Antes de significar o contrário de profissional, em seu sentido original a palavra amador designa “aquele que ama”, em latim. Por isso, não importa se é por hobby ou profissão, há 40 anos os participantes do Clube do Fotógrafo de Caxias do Sul se reúnem para compartilhar e confraternizar em torno de suas câmeras e imagens, muitas vezes captadas nas divertidas saídas em grupo pela cidade ou pelo interior.
Um dos sócios-fundadores do Clube, Aldo Toniazzo, 80, é destas pessoas que inicialmente tinham a fotografia como uma diversão de fim de semana, válvula de escape para o trabalho estressante. Entre os primeiros participantes da instituição, formada oficialmente em 25 de setembro de 1980, estavam bancários da Associação Atlética Banco do Brasil e alguns profissionais da saúde, entre médicos e dentistas, profissão de Toniazzo.
– Muitos, assim como eu, começaram na Fotografia para ter algo que aliviasse o estresse.
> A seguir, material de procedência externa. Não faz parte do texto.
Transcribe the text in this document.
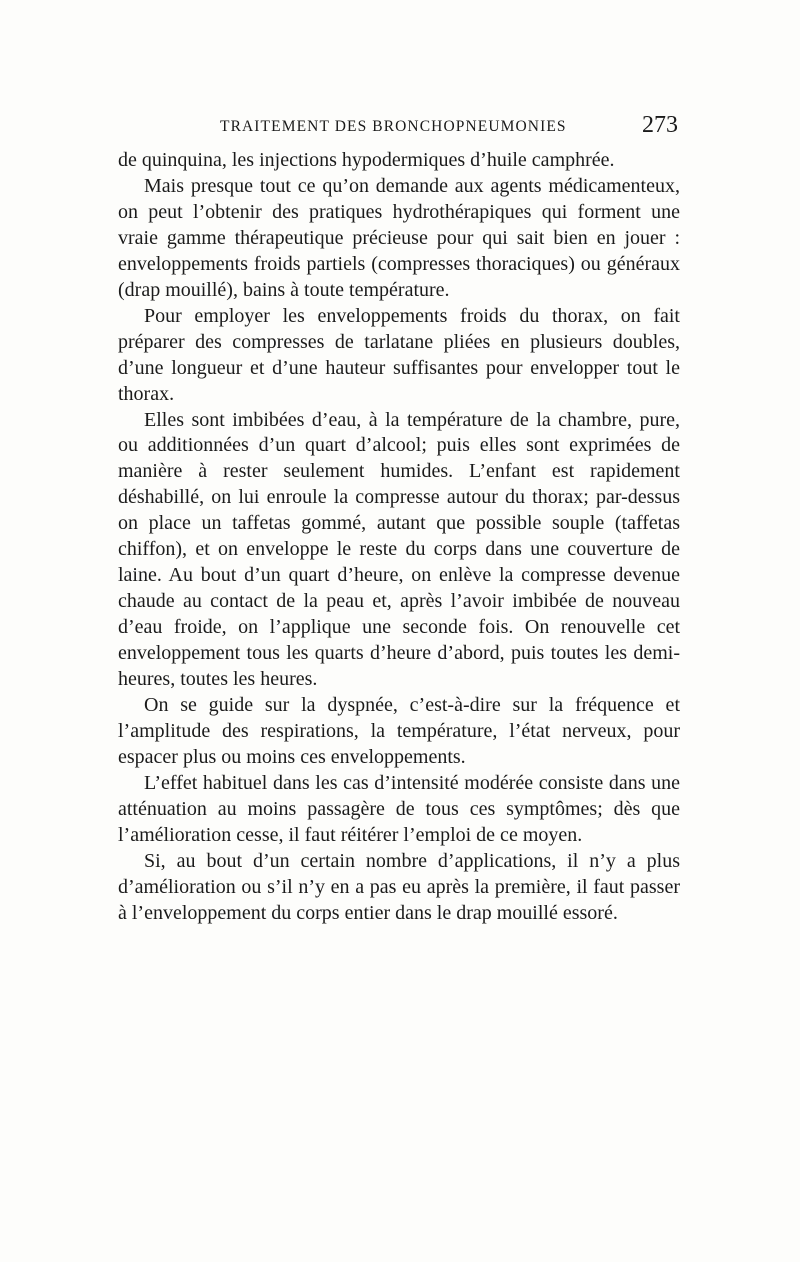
TRAITEMENT DES BRONCHOPNEUMONIES	273

de quinquina, les injections hypodermiques d’huile camphrée.

Mais presque tout ce qu’on demande aux agents médicamenteux, on peut l’obtenir des pratiques hydrothérapiques qui forment une vraie gamme thérapeutique précieuse pour qui sait bien en jouer : enveloppements froids partiels (compresses thoraciques) ou généraux (drap mouillé), bains à toute température.

Pour employer les enveloppements froids du thorax, on fait préparer des compresses de tarlatane pliées en plusieurs doubles, d’une longueur et d’une hauteur suffisantes pour envelopper tout le thorax.

Elles sont imbibées d’eau, à la température de la chambre, pure, ou additionnées d’un quart d’alcool; puis elles sont exprimées de manière à rester seulement humides. L’enfant est rapidement déshabillé, on lui enroule la compresse autour du thorax; par-dessus on place un taffetas gommé, autant que possible souple (taffetas chiffon), et on enveloppe le reste du corps dans une couverture de laine. Au bout d’un quart d’heure, on enlève la compresse devenue chaude au contact de la peau et, après l’avoir imbibée de nouveau d’eau froide, on l’applique une seconde fois. On renouvelle cet enveloppement tous les quarts d’heure d’abord, puis toutes les demi-heures, toutes les heures.

On se guide sur la dyspnée, c’est-à-dire sur la fréquence et l’amplitude des respirations, la température, l’état nerveux, pour espacer plus ou moins ces enveloppements.

L’effet habituel dans les cas d’intensité modérée consiste dans une atténuation au moins passagère de tous ces symptômes; dès que l’amélioration cesse, il faut réitérer l’emploi de ce moyen.

Si, au bout d’un certain nombre d’applications, il n’y a plus d’amélioration ou s’il n’y en a pas eu après la première, il faut passer à l’enveloppement du corps entier dans le drap mouillé essoré.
Na área da Saúde a gente absorve demais as dores e as reações dos pacientes, precisa ter essa válvula de escape. Depois das primeiras fotos vem as primeiras exposições, os primeiros concursos, até aquilo que mais me realiza, que são os livros. Porque os prêmios irão comigo quando eu morrer, mas o que está publicado fica pra sempre – conta o octogenário.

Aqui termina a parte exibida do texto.